Cuatro semanas después de que el negro volvió a la banda, Nabo le estaba peinando la cola a uno de los caballos. Nunca lo había hecho. Simplemente los cepillaba y se ponía a cantar mientras tanto. Pero el miércoles había ido al mercado y había visto un peine y se había dicho: «Este peine para peinarle la cola a los caballos». Entonces fue cuando sucedió lo del caballo que le dio la patada y lo dejó atolondrado para toda la vida, diez o quince años antes.
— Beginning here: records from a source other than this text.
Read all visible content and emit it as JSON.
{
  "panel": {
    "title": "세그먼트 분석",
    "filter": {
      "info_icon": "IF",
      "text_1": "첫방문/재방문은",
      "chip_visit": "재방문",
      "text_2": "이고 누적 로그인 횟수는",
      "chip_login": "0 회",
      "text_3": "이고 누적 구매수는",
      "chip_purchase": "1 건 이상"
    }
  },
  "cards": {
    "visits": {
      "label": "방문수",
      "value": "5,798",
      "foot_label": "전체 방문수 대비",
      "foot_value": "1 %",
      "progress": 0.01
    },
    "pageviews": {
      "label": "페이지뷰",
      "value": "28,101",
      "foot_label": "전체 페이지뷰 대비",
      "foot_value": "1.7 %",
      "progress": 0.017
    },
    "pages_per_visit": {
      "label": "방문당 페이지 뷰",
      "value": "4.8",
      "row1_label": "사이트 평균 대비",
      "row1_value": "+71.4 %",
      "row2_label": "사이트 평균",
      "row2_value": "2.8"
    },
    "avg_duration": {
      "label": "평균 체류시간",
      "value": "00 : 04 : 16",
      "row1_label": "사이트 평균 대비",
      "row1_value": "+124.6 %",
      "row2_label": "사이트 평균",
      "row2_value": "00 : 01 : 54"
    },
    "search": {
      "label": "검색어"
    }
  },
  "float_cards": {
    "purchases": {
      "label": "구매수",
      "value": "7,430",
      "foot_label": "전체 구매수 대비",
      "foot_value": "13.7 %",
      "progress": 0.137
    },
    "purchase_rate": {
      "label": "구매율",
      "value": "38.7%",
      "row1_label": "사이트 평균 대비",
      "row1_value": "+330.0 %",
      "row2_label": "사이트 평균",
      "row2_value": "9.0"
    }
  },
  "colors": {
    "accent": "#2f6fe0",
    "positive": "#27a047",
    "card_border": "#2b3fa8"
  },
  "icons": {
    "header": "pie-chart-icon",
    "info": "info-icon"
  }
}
Alguien dijo en la casa: «Era preferible que se hubiera muerto aquel día y no que siguiera así, rematado, hablando disparates para toda la vida». Pero nadie había vuelto a verlo desde el día en que lo encerramos. Sólo sabíamos que estaba allí, encerrado en el cuarto, y que desde entonces la niña no había vuelto a mover la ortofónica. Pero en la casa apenas teníamos interés en saberlo. Lo habíamos encerrado como si fuera un caballo, como si la patada le hubiera comunicado la torpeza y se le hubiera incrustado en la frente toda la estupidez de los caballos; la animalidad. Y lo dejamos aislado en cuatro paredes, como si hubiéramos resuelto que se muriera de encierro porque no habíamos tenido la suficiente sangre fría para matarlo de otra manera. Así pasaron catorce años, hasta cuando uno de los niños creció y dijo que tenía deseos de verle la cara. Y abrió la puerta.